Il ne s’agit pas de nier les problèmes et les difficultés que rencontrent certains Français : salaires faibles, recul des services publics, isolement, etc… Mais pour résoudre un problème, il faut en identifier correctement les causes.

La première erreur serait de vouloir expliquer la colère française par l’impuissance publique à laquelle serait condamnée l’Etat à cause de l’Union européenne. Comme s’il n’y avait pas de choix politiques (le TGV au detriment des lignes moyennes) ou des bouleversements sociétaux (concentration autour des zones urbaines). Les remèdes à apporter ne dépendent pas de l’Europe mais de choix politiques. Avec quel argent financer ces services publics dans les territoires reculés ? Les impôts ? Manifestement, certains en ont ras-le-bol. Une partie de la population a le sentiment d’etre amené à contribuer sans arrêt alors que certains, à commencer par les premiers de cordée ne font pas leur part d’effort.

La seconde serait de croire que la crise de la représentation actuelle est liée au fonctionnement européen. La démocratie n’est pas confisquée à l’échelle nationale par une entité supranationale et adémocratique que constituerait l’UE. Là encore, certains semblent oublier que les decisions européennes sont prises par le Parlement européen élu par les citoyens (en mai pour 2019 justement) et le Conseil (les Etats membres). Certains aussi résument la démocratie à la nation alors qu’elle s’exerce à différents échelons (du local à l’européen) qui loin de s’annuler se cumulent.

En réalité, ce mouvement des gilets jaunes, comme le Brexit ou l’élection de Trump, illustre une défiance à l’égard de certaines institutions qui dépasse la question européenne, sauf à envisager que les Etats-Unis soient eux aussi sous domination européenne. Si la crise de 2008 n’a pas causé dans le tissu social des cicatrices aussi profondes que celle de 1929, en ne les soignant pas, ces cicatrices ont eu le temps de s’infecter depuis.

Peut-être que la question n’a pas à voir avec l’Europe, mais relève d’une problématique plus large, celle du consensus autour de l’alliance démocratie libérale / économie de marché. En ayant défendu ces deux piliers, l’Union européenne est peut-être vue comme l’organisation à abattre. Il n’est pas certain que les organisations politiques et économiques qui leur succèderont ouvriront de meilleures perspectives aux citoyens.
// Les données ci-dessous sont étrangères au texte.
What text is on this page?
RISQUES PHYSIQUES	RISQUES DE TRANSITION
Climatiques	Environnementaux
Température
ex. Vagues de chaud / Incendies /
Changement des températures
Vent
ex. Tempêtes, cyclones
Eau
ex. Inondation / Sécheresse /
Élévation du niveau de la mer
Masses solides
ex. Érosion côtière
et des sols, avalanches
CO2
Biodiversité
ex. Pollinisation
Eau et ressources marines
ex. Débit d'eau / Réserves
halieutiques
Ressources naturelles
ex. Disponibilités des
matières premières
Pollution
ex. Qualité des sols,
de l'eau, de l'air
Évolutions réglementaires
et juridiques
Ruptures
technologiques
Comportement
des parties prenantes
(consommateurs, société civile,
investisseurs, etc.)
Plutôt que le problème, l’Europe peut au contraire représenter une solution. Une taxe carbone comme l’avait avancée Nicolas Sarkozy au niveau des frontières européennes obligerait les entreprises à changer leurs pratiques – au risque de se couper du premier marché mondial -, mais aussi conduirait les consommateurs à privilégier des circuits courts.

Néanmoins, cette orientation des consommateurs vers de nouveaux modes de vie ne peut être uniquement effectuée sur l’angle de la contrainte ou de la pénalité financière. Il faut les accompagner, en réduisant les taxes sur les produits créés ou fabriqués à proximité, en favorisant une meilleure lisibilité de la composition et de l’origine des produits, en offrant de véritables alternatives aux anciennes pratiques. Et, là encore, l’Europe pourrait constituer l’instrument pour favoriser une transition acceptable par tous, et exemplaire pour les pays tiers.